The White House finally released some of the torture memos to Congress — justifications of coercive methods by Professor John Yoo. What is most striking about the memo below is its rather low-grade effort to justify torture — citing a type of self-defense theory for why an isolated detainee might have died or been injured during rough interrogation.
The 81-page legal memorandum was sent to the Pentagon in 2003 — claiming that officials could assault or maim detainees under the sole authority of the President. Written by John Yoo, the memo was later retracted by the Justice Department, informing other agencies that it’s analysis could not be relied upon. For a copy of the memo, click here
In the memo, Yoo claims “If a government defendant were to harm an enemy combatant during an interrogation in a manner that might arguably violate a criminal prohibition, he would be doing so in order to prevent further attacks on the United States by the al Qaeda terrorist network, . . . In that case, we believe that he could argue that the executive branch’s constitutional authority to protect the nation from attack justified his actions.” Yoo suggests the use of a “national and international version of the right to self-defense.”
It is an argument that is radically out of line with controlling precedent and logic. Yet, despite the opportunistic analysis, it was enough for Mukasey to block a criminal investigation of the president in his circular logic, click here for a prior column. The result, however, was the embrace of torture by the United States government — a curious legacy for Bush. Click here.

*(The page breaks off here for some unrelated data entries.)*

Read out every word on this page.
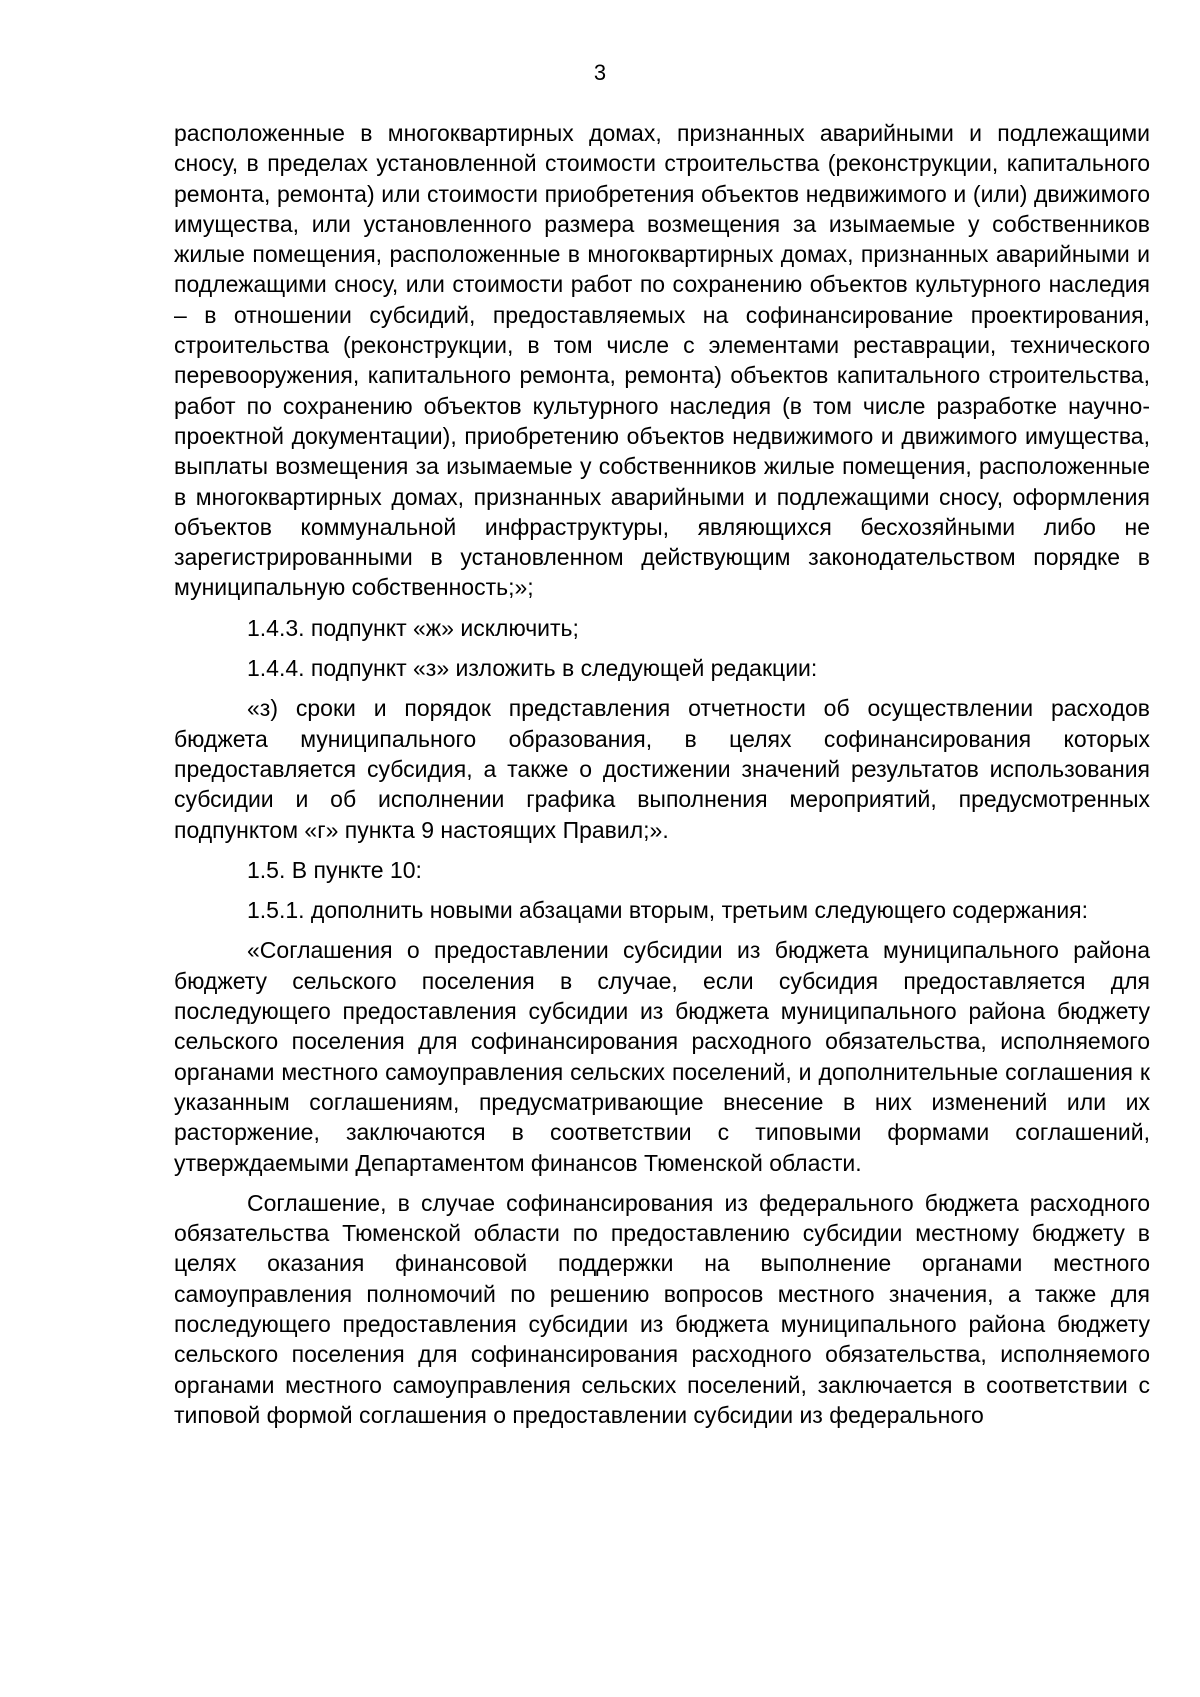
3

расположенные в многоквартирных домах, признанных аварийными и подлежащими сносу, в пределах установленной стоимости строительства (реконструкции, капитального ремонта, ремонта) или стоимости приобретения объектов недвижимого и (или) движимого имущества, или установленного размера возмещения за изымаемые у собственников жилые помещения, расположенные в многоквартирных домах, признанных аварийными и подлежащими сносу, или стоимости работ по сохранению объектов культурного наследия – в отношении субсидий, предоставляемых на софинансирование проектирования, строительства (реконструкции, в том числе с элементами реставрации, технического перевооружения, капитального ремонта, ремонта) объектов капитального строительства, работ по сохранению объектов культурного наследия (в том числе разработке научно-проектной документации), приобретению объектов недвижимого и движимого имущества, выплаты возмещения за изымаемые у собственников жилые помещения, расположенные в многоквартирных домах, признанных аварийными и подлежащими сносу, оформления объектов коммунальной инфраструктуры, являющихся бесхозяйными либо не зарегистрированными в установленном действующим законодательством порядке в муниципальную собственность;»;

1.4.3. подпункт «ж» исключить;

1.4.4. подпункт «з» изложить в следующей редакции:

«з) сроки и порядок представления отчетности об осуществлении расходов бюджета муниципального образования, в целях софинансирования которых предоставляется субсидия, а также о достижении значений результатов использования субсидии и об исполнении графика выполнения мероприятий, предусмотренных подпунктом «г» пункта 9 настоящих Правил;».

1.5. В пункте 10:

1.5.1. дополнить новыми абзацами вторым, третьим следующего содержания:

«Соглашения о предоставлении субсидии из бюджета муниципального района бюджету сельского поселения в случае, если субсидия предоставляется для последующего предоставления субсидии из бюджета муниципального района бюджету сельского поселения для софинансирования расходного обязательства, исполняемого органами местного самоуправления сельских поселений, и дополнительные соглашения к указанным соглашениям, предусматривающие внесение в них изменений или их расторжение, заключаются в соответствии с типовыми формами соглашений, утверждаемыми Департаментом финансов Тюменской области.

Соглашение, в случае софинансирования из федерального бюджета расходного обязательства Тюменской области по предоставлению субсидии местному бюджету в целях оказания финансовой поддержки на выполнение органами местного самоуправления полномочий по решению вопросов местного значения, а также для последующего предоставления субсидии из бюджета муниципального района бюджету сельского поселения для софинансирования расходного обязательства, исполняемого органами местного самоуправления сельских поселений, заключается в соответствии с типовой формой соглашения о предоставлении субсидии из федерального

The memo clearly tries too hard. It seems an example of the counsel capture, where an attorney is too eager to justify the views or desire of a client. Indeed, the newspapers are quoting former colleagues as saying that they called Yoo “Dr. Yes” for his willingness to accommodate the White House with such legal analysis.
I was surprised by the almost conversational level of analysis in the memo. It adopts highly transparent arguments to “spin” the legal questions in favor of the White House. It is not enough to say that it was the product of the times. Lawyers are trained to resist such impulses. If we have one critical function, it is to offer dispassionate analysis when passions run high.
I have long been saddened by the involvement of John in this scandal. I have enjoyed debates and conversations with him through the years. We strongly disagree about his view of presidential authority. However, this memo is far below the quality of work that we have come to expect from John Yoo, who is an accomplished academic. Like Viet Dinh, Yoo allowed himself to become a vehicle for the circumvention of the very laws that he teaches to his students. That is a sad moment for all of us in the academy.